The most recently authorized surface transportation program, Moving Ahead for Progress in the 21st Century, or MAP-21, is set to expire Sept. 14, 2014. Without action by the end of FY 2014, the Highway Trust Fund (HTF) will run out of money. According to the Associated Equipment Distributors, a “Year Zero” scenario would mean no new federal highway investment in 2015, putting $41 billion in spending, $2.6 billion in highway-related equipment market activity, and 4,000 equipment distribution jobs at risk.
In his opening statement Committee chairman Bill Shuster (R-PA) provided a timetable for the bill.“In the coming months, we plan to hold more hearings and roundtable discussions to give stakeholders an opportunity to share their policy priorities and concerns,” said Schuster. “We hope to take Committee action in the late spring or early summer with the goal to be on the House floor before the August recess.
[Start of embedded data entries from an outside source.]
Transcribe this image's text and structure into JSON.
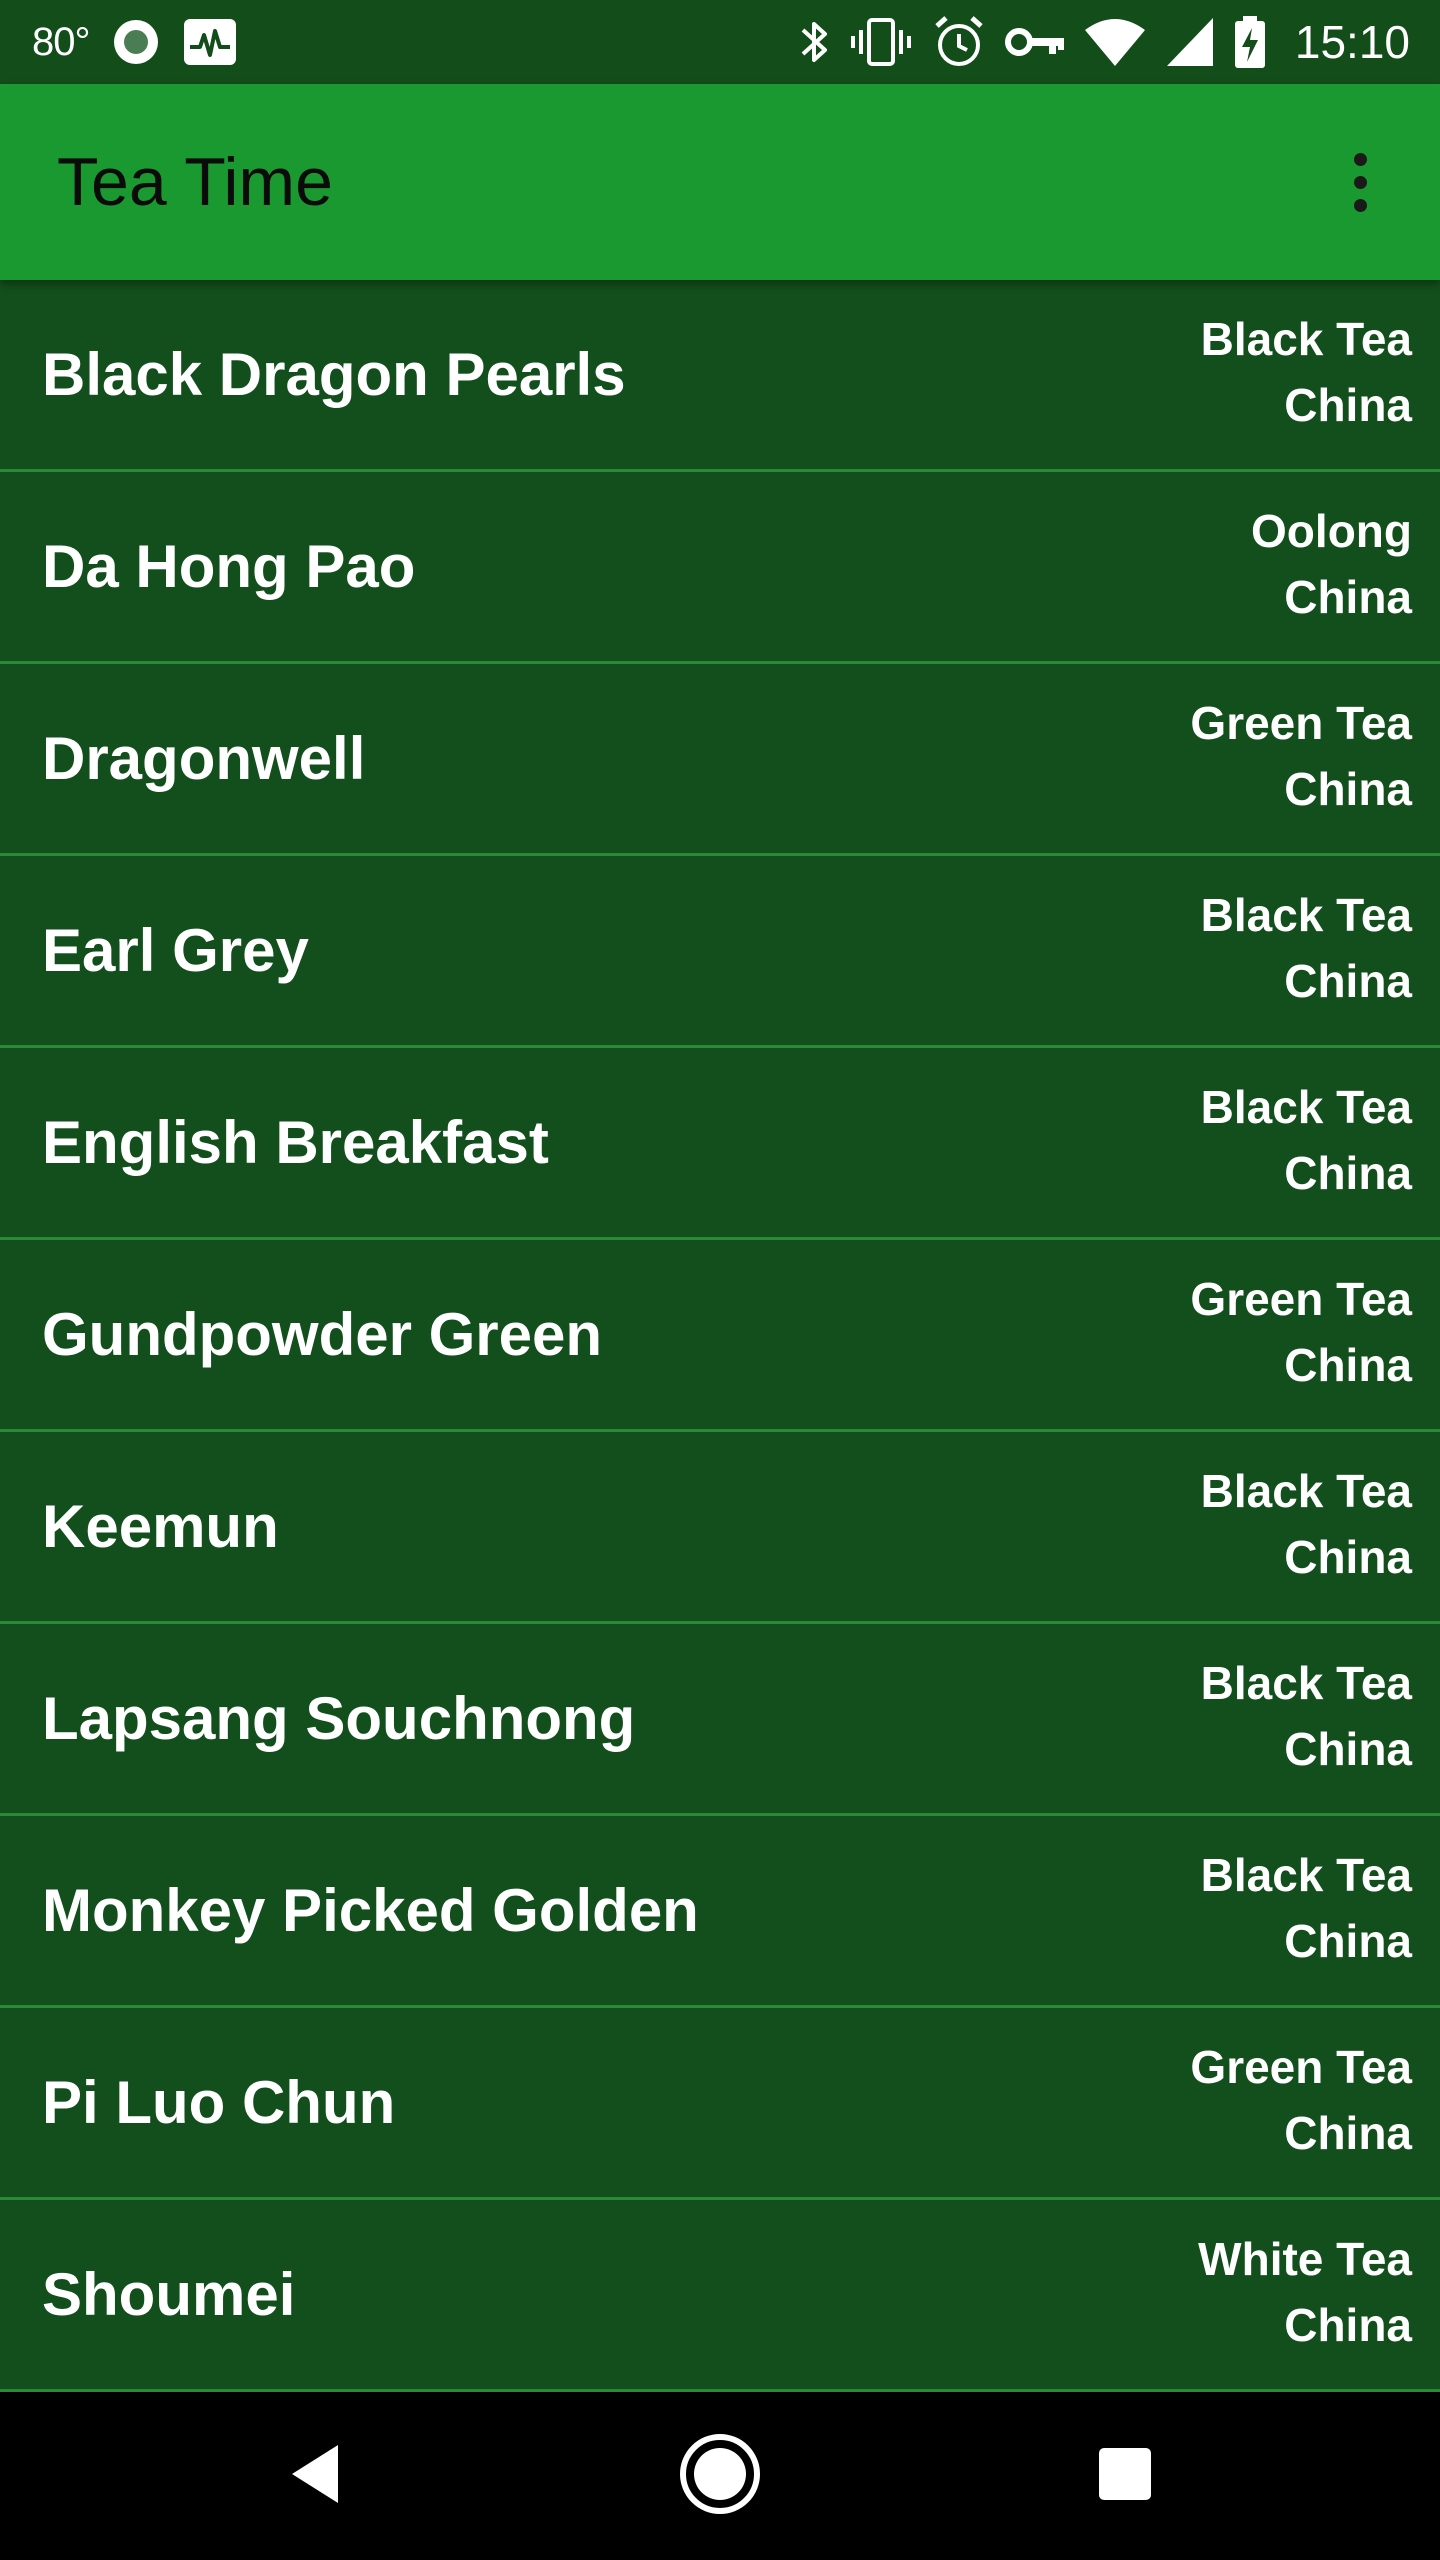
{
  "status_bar": {
    "temperature": "80°",
    "time": "15:10",
    "left_icons": [
      "record-circle-icon",
      "activity-monitor-icon"
    ],
    "right_icons": [
      "bluetooth-icon",
      "vibrate-icon",
      "alarm-icon",
      "vpn-key-icon",
      "wifi-icon",
      "cell-signal-icon",
      "battery-charging-icon"
    ]
  },
  "app_bar": {
    "title": "Tea Time",
    "menu_icon": "overflow-menu-icon"
  },
  "teas": [
    {
      "name": "Black Dragon Pearls",
      "type": "Black Tea",
      "country": "China"
    },
    {
      "name": "Da Hong Pao",
      "type": "Oolong",
      "country": "China"
    },
    {
      "name": "Dragonwell",
      "type": "Green Tea",
      "country": "China"
    },
    {
      "name": "Earl Grey",
      "type": "Black Tea",
      "country": "China"
    },
    {
      "name": "English Breakfast",
      "type": "Black Tea",
      "country": "China"
    },
    {
      "name": "Gundpowder Green",
      "type": "Green Tea",
      "country": "China"
    },
    {
      "name": "Keemun",
      "type": "Black Tea",
      "country": "China"
    },
    {
      "name": "Lapsang Souchnong",
      "type": "Black Tea",
      "country": "China"
    },
    {
      "name": "Monkey Picked Golden",
      "type": "Black Tea",
      "country": "China"
    },
    {
      "name": "Pi Luo Chun",
      "type": "Green Tea",
      "country": "China"
    },
    {
      "name": "Shoumei",
      "type": "White Tea",
      "country": "China"
    }
  ],
  "nav_bar": {
    "buttons": [
      "back-icon",
      "home-icon",
      "recents-icon"
    ]
  },
  "colors": {
    "status_bar": "#124d1a",
    "app_bar": "#1b9931",
    "list_background": "#124f1c",
    "divider": "#2a8a3a",
    "nav_bar": "#000000"
  }
}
This way there will be time to conference our bill with the Senate’s bill.”
Representatives from the National Governors Association, Caterpillar Inc., U.S. Conference of Mayors and Amalgamated Transit Union testified before the Committee at the initial hearing.
Stu Levenick, Caterpillar Inc. Group President with responsibility for Customer and Dealer Support, stressed infrastructure’s importance to global competitiveness.
“While other parts of the world are integrating and modernizing their infrastructure to meet the economic challenges of the 21st century, we are failing to act comprehensively and decisively,” said Levenick. “Our transportation system is the backbone of our economy. However, we are relying on investments made decades ago to sustain our growing and changing economy. We must renew our commitment to this system if we are to ensure our nation’s global competitiveness.”
The Honorable Mary Fallin, Governor of Oklahoma & Chair, National Governors Association, explained the state’s need for certainty. “Over the years, previous surface transportation reauthorizations and their string of legislative extensions created uncertainty at the national level. This triggered necessary and pragmatic actions at the state level to maintain and develop our vital infrastructure, but, governors agree that successful state action does not justify federal disengagement or devolution.”
Governor Fallin also expressed concern over tax reforms that could be detrimental to infrastructure investment.
“There are risks facing infrastructure on other fronts such as federal tax reform. I am not referring to the gas tax debate, but risks to the well-known and mature $3.7 trillion tax-exempt bond market that helps finance infrastructure,” added Fallin.
It’s likely that everything will be on the table when it comes to financing federal infrastructure investment for the years ahead. Now is the time to speak with local representatives about what the Highway Trust Fund means to your business, your customers and your community.